The American Psychological Association also advocated strongly for this law and information about its implementation can also be found at the APA web site. More detailed and current information about the IFR has been shared with state psychological associations and should be available to APA members who are connected with the practice organization. The email I received through Florida Psychological Association contained a thorough analysis of the IFR along with examples and hypotheticals. A quick read of this article suggests that it will not be a simple matter for a provider or a consumer to determine if their insurance carrier is following the rule. I am hopeful that simpler guidelines will follow.
Dr. Ronald Manderscheid’s article in Behavioral Healthcare Magazine suggests that this law is just the first step in our move toward parity in payment for mental health and substance abuse services.
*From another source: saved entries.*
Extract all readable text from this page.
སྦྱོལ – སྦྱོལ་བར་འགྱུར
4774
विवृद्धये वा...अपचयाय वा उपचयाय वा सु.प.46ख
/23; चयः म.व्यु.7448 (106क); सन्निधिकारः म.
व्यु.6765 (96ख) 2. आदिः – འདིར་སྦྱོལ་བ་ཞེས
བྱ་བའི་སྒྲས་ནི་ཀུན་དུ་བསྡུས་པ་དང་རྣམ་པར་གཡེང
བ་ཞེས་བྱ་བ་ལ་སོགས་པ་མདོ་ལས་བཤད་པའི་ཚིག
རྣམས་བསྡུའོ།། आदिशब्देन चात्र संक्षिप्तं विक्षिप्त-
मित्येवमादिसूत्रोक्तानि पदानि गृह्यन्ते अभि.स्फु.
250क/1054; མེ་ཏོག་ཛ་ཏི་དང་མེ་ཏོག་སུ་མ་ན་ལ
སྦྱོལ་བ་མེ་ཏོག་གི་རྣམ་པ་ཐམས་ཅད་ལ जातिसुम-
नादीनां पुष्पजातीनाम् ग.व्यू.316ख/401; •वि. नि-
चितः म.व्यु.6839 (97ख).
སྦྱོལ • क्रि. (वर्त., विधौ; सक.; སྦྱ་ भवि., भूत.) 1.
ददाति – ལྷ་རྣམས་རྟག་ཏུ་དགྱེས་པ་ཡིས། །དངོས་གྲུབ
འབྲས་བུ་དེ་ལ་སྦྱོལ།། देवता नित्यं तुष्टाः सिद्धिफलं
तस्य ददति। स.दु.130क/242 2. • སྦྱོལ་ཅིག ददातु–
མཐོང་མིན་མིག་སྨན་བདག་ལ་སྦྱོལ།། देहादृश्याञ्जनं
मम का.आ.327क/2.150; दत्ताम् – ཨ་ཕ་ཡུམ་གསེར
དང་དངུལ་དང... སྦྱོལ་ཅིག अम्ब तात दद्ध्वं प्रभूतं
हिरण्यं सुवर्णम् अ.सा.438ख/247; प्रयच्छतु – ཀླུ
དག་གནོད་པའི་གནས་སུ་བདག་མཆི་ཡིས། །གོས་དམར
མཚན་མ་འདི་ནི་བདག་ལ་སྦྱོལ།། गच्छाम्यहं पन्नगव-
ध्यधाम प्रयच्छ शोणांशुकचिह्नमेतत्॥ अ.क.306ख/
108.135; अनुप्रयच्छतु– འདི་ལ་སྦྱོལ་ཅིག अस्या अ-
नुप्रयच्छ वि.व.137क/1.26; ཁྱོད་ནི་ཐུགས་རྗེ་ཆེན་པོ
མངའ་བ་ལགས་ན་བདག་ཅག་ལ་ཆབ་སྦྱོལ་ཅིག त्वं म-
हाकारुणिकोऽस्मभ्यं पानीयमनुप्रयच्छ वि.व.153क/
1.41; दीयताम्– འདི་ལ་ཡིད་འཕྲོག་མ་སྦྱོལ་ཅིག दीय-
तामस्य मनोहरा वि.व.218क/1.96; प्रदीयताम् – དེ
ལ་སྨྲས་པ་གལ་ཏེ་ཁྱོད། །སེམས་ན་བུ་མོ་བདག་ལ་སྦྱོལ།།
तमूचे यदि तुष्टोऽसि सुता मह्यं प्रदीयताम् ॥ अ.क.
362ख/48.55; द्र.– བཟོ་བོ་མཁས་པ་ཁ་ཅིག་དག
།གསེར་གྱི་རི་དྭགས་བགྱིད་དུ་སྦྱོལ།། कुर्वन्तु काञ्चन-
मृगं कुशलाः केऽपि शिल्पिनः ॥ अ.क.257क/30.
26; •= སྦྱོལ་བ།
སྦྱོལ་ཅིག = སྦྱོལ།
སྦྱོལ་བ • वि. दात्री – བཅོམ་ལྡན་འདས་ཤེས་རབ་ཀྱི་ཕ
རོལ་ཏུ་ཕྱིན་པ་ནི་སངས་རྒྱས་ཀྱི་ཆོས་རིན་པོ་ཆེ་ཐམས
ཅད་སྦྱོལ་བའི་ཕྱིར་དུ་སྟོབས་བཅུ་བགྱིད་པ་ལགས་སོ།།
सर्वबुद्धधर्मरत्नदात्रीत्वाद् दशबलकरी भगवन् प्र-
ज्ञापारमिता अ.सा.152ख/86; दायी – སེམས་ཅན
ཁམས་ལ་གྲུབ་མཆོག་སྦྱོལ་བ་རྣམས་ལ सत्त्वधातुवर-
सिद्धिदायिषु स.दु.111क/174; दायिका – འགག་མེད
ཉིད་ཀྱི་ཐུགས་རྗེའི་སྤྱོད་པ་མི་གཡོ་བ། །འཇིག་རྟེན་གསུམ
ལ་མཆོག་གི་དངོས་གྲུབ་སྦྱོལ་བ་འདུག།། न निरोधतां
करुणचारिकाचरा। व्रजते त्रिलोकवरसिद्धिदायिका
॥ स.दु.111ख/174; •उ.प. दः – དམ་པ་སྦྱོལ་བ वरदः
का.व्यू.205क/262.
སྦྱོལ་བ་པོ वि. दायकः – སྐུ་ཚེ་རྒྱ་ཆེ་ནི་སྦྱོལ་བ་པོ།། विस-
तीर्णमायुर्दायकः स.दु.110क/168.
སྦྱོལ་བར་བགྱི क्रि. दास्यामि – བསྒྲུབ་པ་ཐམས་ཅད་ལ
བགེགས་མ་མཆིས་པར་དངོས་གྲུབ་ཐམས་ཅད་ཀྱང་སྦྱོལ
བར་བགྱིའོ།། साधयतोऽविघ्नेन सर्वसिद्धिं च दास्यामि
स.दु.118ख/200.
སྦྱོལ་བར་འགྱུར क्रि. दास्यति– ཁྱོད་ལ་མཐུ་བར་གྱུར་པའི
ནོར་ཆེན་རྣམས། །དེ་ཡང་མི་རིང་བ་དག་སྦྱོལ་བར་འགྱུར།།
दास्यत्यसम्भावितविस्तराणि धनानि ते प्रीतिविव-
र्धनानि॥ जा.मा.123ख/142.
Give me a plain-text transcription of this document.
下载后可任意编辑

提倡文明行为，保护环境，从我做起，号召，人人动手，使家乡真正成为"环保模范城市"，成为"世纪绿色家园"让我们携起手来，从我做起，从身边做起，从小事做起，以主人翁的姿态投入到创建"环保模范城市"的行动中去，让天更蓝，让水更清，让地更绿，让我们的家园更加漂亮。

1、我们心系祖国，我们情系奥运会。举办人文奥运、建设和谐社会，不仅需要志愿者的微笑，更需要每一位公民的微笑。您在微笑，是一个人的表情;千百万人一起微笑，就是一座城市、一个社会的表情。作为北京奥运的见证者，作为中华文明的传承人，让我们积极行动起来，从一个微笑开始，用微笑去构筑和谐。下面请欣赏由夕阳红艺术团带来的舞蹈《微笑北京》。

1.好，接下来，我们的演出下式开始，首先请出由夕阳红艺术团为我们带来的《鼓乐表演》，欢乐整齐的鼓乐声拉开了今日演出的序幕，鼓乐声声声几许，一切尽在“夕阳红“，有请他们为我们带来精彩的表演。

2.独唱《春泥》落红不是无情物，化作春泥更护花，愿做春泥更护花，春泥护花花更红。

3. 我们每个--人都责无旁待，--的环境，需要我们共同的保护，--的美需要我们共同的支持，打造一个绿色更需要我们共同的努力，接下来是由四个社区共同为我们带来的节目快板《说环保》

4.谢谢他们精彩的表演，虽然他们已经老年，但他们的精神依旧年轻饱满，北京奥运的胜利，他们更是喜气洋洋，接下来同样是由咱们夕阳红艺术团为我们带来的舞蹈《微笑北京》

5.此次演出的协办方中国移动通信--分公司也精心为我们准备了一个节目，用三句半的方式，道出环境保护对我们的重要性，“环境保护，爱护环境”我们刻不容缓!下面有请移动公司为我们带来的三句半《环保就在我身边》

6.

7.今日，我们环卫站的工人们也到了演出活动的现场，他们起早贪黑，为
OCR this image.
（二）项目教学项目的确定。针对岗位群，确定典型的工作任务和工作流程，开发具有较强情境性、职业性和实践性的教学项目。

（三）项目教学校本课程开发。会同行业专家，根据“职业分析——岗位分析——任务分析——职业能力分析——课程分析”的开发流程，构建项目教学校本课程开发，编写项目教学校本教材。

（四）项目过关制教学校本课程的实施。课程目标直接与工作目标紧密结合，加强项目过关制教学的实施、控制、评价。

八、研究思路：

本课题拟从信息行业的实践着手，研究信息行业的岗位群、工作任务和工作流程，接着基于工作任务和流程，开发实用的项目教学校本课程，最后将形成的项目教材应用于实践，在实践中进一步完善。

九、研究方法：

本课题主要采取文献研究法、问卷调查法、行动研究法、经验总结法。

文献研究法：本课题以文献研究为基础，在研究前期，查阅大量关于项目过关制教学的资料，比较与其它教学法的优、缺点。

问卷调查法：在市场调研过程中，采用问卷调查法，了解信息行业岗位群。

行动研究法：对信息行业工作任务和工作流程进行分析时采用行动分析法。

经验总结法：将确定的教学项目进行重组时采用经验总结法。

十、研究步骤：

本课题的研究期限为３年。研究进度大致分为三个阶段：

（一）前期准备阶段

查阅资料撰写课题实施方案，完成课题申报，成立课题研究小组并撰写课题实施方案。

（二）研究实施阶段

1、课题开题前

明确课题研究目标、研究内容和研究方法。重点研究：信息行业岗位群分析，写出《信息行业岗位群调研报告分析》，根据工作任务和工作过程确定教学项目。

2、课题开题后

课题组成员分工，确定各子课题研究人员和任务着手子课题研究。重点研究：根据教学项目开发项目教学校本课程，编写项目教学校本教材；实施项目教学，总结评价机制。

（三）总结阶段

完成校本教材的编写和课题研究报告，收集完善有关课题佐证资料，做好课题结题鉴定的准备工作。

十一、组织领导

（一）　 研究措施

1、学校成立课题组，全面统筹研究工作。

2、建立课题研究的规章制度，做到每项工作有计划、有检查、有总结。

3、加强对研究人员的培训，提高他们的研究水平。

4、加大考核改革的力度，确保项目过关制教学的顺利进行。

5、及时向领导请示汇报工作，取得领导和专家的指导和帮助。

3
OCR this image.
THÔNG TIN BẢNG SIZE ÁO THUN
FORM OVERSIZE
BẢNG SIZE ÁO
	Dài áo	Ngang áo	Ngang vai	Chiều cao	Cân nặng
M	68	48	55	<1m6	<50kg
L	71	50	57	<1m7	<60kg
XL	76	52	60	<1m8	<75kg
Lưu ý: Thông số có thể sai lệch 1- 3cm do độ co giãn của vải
Four other doors need to be opened more widely to assure true parity: 1. the extension of insurance benefits to more individuals and the extension of the rule to more policies; 2. clear statement of what determines medical necessity for access to care; 3. improving scope and quality of the care accessed; and 4. expecting the outcome of care to be at least as good as in the medical/surgical realm. This law brings us a long way toward the goal of equity, but we as advocates have a long way to go to assure that consumers of mental health care can actually get the care they deserve.
What effect do you think the parity law will have on your organization? Do you foresee a big impact or a small change? Please share your comments below.
Debra says:
We are seeing parity to mean deductibles are being applied where the were bypassed before. Also we have seen copays for more than 50% of the contracted rate.
As usual do not know that the law will produce the desired result.
Kathy says:
Thanks for your comment, Deb. I’m not sure I understand what you mean by “deductibles are being applied where they were bypassed before.” Before this IFR was released, I think companies were trying to do what they interpreted the law to mean. Now they are finding out what the law actually means!